Henninger Flats & Mount Luken

Henninger Flats trail in fog

Sun, fog, hot, cold, inquisitive deer, snarling bobcats, 2 mountains, 7,300′ of climbing.

Saturday I decided to try a heat & sun training run, 3,700 feet up Mt. Lukens at high noon on a hot, sunny day.

The two other times I’ve run this, it was in the morning, in fog, and cold. Those runs were beautiful. Saturday, not so much. In bright sunlight, this is not really such a beautiful run. There’s just not much to see, and the vistas are marred on a day like this by thick brown smog that blankets everything down below.

To compensate for the poor visuals is a richness of smells, especially on the bottom half below the water tower. There’s all sorts of wild sage and wild dill and other extraordinary smells, and they are always much stronger on a hot, dry day. It’s a feast of aromas, and it reminds me of Mediterranean cooking.

Riding on top of all these incredible spices are the flowers. I’m not sure which one it is – I stopped and sniffed both the yellow flowers and the purple ones – and I’ve no idea what either flower is called – but it takes me back to my childhood in Libya. I was born there, and spent my first 5 years in Tripoli, and we must’ve had these in our garden, or perhaps they were all around the neighborhood – I don’t know. I remember noticing this last year around this same time of year, up on Mulholland Fireroad – the Valley Crest half marathon route.

I don’t know the psychology behind it, but smells elicit a much stronger emotional response than does sight, or sound, or even taste. If I am walking down the street and I see something unpleasant, I note it and move on. If I am walking down the street and I smell something unpleasant, I hold my breath. If I see something attractive, I also note and move on, perhaps a little happier for seeing it. If I smell something attractive – fresh bread, perhaps, or the smells on the trail, I slow down, I inhale deeply, and the happiness is much stronger and I feel it in my body and not just in my mind. And those delicious aromas that I have to stop and take in, literally, filling my lungs with them, almost always elicit strong memories.

So that was a good chunk of Saturday’s run – a three and a half mile series of sometimes gasping but always delicious deep breaths, and again on the way down.

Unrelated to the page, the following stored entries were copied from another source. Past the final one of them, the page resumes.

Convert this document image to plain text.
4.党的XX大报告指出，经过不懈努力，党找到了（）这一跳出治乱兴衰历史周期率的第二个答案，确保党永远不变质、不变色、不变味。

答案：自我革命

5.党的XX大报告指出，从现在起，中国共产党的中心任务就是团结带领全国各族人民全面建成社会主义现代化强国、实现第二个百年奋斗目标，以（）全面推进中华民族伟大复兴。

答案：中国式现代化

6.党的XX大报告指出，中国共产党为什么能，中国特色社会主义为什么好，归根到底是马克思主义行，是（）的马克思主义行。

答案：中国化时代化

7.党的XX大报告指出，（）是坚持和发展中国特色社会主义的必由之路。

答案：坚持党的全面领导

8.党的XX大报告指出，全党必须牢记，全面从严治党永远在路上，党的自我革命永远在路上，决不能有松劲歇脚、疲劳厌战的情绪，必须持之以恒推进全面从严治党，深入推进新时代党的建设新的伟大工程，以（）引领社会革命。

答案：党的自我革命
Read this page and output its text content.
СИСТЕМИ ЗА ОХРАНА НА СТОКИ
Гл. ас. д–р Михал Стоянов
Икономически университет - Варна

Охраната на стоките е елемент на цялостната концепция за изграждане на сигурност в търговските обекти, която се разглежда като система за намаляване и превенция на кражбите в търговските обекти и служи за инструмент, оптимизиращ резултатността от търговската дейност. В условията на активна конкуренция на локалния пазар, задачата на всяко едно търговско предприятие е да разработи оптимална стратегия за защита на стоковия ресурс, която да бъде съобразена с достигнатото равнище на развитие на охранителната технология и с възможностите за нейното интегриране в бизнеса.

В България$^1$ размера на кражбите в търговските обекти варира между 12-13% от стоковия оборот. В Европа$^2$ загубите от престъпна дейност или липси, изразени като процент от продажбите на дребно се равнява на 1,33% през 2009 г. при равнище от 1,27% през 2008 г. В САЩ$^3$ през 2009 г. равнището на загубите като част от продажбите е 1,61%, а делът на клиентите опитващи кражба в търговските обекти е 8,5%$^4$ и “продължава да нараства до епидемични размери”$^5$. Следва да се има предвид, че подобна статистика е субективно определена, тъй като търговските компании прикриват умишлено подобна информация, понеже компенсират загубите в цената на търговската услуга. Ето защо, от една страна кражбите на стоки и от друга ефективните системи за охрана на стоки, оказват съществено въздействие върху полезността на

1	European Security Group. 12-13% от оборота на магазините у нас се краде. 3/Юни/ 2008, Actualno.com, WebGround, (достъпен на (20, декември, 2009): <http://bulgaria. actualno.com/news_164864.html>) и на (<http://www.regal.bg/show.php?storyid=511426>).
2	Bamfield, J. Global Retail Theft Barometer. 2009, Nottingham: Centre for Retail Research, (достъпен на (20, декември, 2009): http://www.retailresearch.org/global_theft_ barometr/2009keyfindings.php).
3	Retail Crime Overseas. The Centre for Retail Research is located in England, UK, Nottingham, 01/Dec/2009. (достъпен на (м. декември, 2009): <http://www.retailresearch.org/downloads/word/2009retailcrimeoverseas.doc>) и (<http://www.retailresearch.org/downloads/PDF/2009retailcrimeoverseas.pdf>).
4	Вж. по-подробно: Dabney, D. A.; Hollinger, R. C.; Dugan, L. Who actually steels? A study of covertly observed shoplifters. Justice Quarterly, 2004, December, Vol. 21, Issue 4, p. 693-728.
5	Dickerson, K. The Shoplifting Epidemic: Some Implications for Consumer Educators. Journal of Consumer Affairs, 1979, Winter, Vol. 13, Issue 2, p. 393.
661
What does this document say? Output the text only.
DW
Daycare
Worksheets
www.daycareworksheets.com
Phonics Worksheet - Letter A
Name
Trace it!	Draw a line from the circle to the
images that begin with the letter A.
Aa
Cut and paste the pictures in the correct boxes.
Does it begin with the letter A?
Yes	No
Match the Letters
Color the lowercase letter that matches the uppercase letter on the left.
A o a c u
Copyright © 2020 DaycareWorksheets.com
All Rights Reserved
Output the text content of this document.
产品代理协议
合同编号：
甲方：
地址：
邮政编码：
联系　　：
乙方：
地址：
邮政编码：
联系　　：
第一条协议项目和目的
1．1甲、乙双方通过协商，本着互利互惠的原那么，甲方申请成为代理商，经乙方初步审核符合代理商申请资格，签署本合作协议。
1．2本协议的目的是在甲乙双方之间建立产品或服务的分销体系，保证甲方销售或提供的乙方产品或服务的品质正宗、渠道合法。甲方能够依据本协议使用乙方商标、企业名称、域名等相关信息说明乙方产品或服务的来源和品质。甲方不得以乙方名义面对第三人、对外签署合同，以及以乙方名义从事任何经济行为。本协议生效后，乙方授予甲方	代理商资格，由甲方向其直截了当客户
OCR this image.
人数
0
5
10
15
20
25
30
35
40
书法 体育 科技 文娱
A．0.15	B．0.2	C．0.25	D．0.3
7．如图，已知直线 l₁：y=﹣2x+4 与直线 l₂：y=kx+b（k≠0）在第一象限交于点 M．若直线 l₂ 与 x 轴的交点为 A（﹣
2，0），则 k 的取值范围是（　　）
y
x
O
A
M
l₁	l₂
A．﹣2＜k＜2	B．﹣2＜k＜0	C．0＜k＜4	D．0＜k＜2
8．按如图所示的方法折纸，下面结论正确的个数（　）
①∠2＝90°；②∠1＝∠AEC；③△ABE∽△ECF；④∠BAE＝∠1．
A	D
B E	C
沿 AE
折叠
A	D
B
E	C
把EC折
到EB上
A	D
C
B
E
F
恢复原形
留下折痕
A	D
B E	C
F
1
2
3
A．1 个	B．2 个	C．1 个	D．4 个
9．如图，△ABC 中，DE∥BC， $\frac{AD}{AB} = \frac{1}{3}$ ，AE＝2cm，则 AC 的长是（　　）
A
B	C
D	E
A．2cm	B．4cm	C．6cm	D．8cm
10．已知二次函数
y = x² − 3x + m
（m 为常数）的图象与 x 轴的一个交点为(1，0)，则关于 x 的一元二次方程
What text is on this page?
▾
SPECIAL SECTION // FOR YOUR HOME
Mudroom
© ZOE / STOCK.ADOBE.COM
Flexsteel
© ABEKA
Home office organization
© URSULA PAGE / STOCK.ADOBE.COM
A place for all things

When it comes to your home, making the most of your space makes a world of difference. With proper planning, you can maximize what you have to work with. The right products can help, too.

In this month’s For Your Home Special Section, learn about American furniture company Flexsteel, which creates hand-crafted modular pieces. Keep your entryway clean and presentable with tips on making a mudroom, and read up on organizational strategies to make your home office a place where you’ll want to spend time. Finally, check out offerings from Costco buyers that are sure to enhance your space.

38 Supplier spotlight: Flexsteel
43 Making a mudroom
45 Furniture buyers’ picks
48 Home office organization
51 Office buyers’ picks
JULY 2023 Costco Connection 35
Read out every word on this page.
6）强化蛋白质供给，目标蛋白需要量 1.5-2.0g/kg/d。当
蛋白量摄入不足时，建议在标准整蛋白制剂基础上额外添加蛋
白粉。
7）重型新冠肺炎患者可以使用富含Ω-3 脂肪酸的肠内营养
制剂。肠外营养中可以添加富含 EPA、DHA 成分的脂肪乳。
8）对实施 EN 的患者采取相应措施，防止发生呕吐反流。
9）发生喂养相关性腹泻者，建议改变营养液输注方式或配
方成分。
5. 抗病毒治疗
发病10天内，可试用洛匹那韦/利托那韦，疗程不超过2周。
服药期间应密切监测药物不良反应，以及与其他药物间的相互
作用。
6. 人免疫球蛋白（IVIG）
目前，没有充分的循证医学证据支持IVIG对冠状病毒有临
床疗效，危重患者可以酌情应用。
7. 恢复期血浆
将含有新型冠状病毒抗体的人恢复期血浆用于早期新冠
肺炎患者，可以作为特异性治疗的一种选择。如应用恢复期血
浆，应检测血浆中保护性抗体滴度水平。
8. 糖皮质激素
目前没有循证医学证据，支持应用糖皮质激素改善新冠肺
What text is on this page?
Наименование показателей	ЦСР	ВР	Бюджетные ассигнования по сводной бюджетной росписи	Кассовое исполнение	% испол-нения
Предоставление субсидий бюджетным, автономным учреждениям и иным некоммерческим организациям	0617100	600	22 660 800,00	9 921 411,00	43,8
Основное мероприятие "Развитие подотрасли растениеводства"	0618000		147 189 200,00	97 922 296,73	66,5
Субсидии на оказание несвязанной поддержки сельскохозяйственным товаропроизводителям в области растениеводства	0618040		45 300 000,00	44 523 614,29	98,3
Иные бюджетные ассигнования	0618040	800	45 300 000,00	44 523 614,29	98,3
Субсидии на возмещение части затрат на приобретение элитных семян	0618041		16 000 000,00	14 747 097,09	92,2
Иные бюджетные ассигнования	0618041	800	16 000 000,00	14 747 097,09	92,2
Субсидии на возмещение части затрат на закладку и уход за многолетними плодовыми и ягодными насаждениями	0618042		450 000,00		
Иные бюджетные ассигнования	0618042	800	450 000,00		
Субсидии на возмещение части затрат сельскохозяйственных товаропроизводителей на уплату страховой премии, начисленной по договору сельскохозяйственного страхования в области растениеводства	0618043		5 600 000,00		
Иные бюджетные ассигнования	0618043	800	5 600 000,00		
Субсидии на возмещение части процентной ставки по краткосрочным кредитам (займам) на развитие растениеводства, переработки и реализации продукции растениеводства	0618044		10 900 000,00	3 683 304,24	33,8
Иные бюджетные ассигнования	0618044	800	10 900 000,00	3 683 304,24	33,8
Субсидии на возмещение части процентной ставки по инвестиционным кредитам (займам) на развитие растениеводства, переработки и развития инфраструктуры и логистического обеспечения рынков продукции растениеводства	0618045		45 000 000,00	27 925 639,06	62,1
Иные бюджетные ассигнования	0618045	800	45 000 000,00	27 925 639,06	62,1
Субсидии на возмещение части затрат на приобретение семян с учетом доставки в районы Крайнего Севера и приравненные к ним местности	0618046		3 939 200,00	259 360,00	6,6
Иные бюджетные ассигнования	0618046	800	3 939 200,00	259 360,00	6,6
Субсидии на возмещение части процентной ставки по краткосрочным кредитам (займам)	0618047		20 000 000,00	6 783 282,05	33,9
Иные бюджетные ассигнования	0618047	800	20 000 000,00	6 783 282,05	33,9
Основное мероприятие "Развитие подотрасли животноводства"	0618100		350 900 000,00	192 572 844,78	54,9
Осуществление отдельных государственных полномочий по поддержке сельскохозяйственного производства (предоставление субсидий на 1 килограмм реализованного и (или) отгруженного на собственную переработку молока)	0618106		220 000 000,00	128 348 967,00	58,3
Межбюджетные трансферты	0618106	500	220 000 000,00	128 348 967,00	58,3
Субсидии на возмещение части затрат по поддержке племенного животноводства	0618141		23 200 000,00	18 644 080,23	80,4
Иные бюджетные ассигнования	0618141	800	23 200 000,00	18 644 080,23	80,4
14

Sunday: A snarling bobcat, inquisitive deer, lots of poison oak, stream crossings, fog, single track, 3,600 feet of hills!

This was a beautiful run along part of what I believe will be the AC100 course. Maggie was out here yesterday clearing the trails as part of her AC100 trailwork obligation. Today we came out again – Maggie Beach, Bob, Luis, Drew, and me.

My legs were sore from yesterday’s Mt Lukens adventure – this has been a 7,300-feet-of-hill-climbing weekend. The uphills were rough. The downhills were a blast, as always.

Got soaked during a stream crossing. This was a good test for the La Spotivas. They drain well. Wet socks were not so pleasant on the downhills. My feet were slipping in the shoes and this in turn made the tentatively forming blister hurt just a bit.

The fog was thick enough that my cap was soaked and dripping, as though it were sweating, or as though there was mist.

On the way back down we spotted some deer. They just grazed on the hill directly above us, looking a bit worried but not terribly afraid. Further down, below Henninger Flat, there was a snarling bobcat growling loudly and looking not at all happy to have 5 runner and two people on horseback staring at him. First time I’d ever seen a bobcat on a run.

I was instructed to pee on a special stick which revealed my ketones are high. Not sure what this means, other than I guess I am consuming myself as fuel, which I can’t imagine is a good thing. No idea what the cure is except that maybe I need to eat more while running? More protein in my diet? Guess I’ve got some research to do.

2 replies
  1. sean
    sean says:

    Keytones are produced when the body uses fat for energy, which for endurance running isn’t really a bad thing. Nice runs!!

    Reply
    • Geoff
      Geoff says:

      Thanks. I still get a lot of conflicting advice about ’em. One concern is that I don’t get enough nutrition during my runs, that I need to eat more during and, especially, before. I’m one of those guys who routinely does 20 miles on a single Gu because I forgot the rest in the car or because I had only planned on running 6 miles but was having too much fun.